Dias vem, dias vão e as notícias que chegam pela TV, Twitter ou WhatsApp, se repetem, e o pior, somos atacados por todos os lados. Dentro desta situação caótica que temos atravessado nestes meses, parece que as razões de nossas lutas aumentaram, mas infelizmente, o aumento foi da lente, pois o bombardeio está ativo faz tempo, e o alvo principal tem cor, gênero e etnia. E como fica o lado de cá todas as vezes que o gatilho, o vírus ou qualquer outra coisa é desculpa para nos atingir? Mais luto na luta.

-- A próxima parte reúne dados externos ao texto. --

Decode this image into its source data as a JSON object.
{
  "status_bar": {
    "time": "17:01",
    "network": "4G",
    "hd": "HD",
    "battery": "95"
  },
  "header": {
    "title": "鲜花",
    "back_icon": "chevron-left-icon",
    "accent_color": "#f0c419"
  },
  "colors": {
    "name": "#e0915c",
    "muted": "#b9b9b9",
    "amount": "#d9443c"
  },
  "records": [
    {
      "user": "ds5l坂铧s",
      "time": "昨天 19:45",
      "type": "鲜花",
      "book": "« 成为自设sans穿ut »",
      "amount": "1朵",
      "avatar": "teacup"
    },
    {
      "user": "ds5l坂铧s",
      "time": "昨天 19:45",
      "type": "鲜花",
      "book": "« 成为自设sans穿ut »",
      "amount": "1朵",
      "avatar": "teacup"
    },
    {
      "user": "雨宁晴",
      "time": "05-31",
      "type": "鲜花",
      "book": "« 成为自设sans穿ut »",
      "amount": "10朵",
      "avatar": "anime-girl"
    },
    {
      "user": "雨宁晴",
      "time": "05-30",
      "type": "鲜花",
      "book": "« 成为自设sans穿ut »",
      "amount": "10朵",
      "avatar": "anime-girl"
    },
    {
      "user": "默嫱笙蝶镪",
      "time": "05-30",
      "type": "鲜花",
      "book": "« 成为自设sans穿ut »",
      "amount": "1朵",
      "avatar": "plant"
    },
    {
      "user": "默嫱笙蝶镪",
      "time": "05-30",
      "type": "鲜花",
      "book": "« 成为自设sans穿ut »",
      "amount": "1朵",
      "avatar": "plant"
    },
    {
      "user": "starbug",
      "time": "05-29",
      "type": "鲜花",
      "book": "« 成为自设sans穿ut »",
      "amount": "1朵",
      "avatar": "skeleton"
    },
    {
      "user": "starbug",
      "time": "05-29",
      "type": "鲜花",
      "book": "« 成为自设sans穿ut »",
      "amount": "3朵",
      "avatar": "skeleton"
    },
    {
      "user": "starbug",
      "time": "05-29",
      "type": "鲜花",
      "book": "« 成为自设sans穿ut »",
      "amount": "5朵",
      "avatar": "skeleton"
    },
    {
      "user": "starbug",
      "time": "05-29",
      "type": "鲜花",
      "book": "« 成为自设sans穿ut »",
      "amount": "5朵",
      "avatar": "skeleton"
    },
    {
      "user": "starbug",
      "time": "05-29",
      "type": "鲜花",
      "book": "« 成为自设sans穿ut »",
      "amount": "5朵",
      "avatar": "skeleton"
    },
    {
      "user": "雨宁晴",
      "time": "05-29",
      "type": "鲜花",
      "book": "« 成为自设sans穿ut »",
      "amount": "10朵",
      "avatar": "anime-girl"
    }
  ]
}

“EU NÃO SOU DA PAZ…”, não cansa de repetir a personagem do conto “Da paz”, do escritor pernambucano Marcelino Freire, ela desabafa: “… A paz é uma desgraça. Uma desgraça. Carregar essa rosa. Boba na mão. Nada a ver. Vou não. Não vou fazer essa cara. Chapada. Não vou rezar. Eu é que não vou tomar a praça. Nessa multidão. A paz não resolve nada. A paz marcha. Para onde marcha?”.
Esta é uma pergunta que me faço também, pra onde estamos marchando? A cada dia que se passa as dores só crescem, invadindo mais e mais nossas aldeias e quilombos. Torcemos para que não estejamos nas estatísticas nos próximos 23 minutos, ou inclusos nos mais de 500 mil que são anunciados no Jornal Nacional diariamente, porque a casa tem ficado vazia, o abraço não tem mais encontrado aconchego e as perguntas ficaram sem respostas. Enquanto isso acontece, ensaiamos como vamos viver o próximo dia, ou não pôr mais aquele prato na mesa, nem dar aquela bronca sagrada de sempre. O quarto está oco. A cama está fria. A respiração está mais profunda. E este é o ponto em que paramos, sentamos, sentimos e deixamos as lágrimas rolarem.
Deixe fluir a angústia, a agonia, os dissabores… Deixe fluir tudo aquilo que está preso, é bom. Nada é mágico, nem urgente. O luto tem que ser vivido, e no seu tempo, passa. Receber o afago dos que nos cercam, pode tornar mais suportável a dor causada pela ausência. Haverá o dia em que aquele ou aquela que habitava nas nossas saudades, passará a viver em nossas boas lembranças e assim encontraremos o apoio para marchar mais uma vez.
E apoio é o que precisamos nutrir nestes dias, pois a realidade é que não estamos sós. Seja na luta ou no luto. A cantora e pianista Maíra Freitas (@mairaff) me lembrou recentemente disso ao cantar “Onze Fitas”, música composta por Fátima Guedes, “Quantas vezes se leu nessa semana / Essa história contada assim por cima / A verdade não rima / A verdade não rima / A verdade não rima… Não fosse a vez daquele, um outro ia”.
Por essa razão, guardo em mim as palavras do dramaturgo Augusto Boal: “Quiseram que eu me calasse, mas eu falo. Quiseram que eu dissesse amém, mas eu digo não. Quiseram que eu morresse, mas eu estou vivo. Vivo a minha vida dura. A vida que me foi dada, tive que ganhá-la. Ganhei. Estou vivo. Mesmo que um dia me cale, escutem. Tem sempre alguém que está falando, às vezes de longe, às vezes de perto, às vezes com sangue no rosto, mas sempre com a voz muito limpa, sempre um de nós está falando, nalgum lugar. Mesmo que se calem todos, escutem o silêncio. O silêncio que fala. Eu estou vivo. Eu não me calo. Escutem”.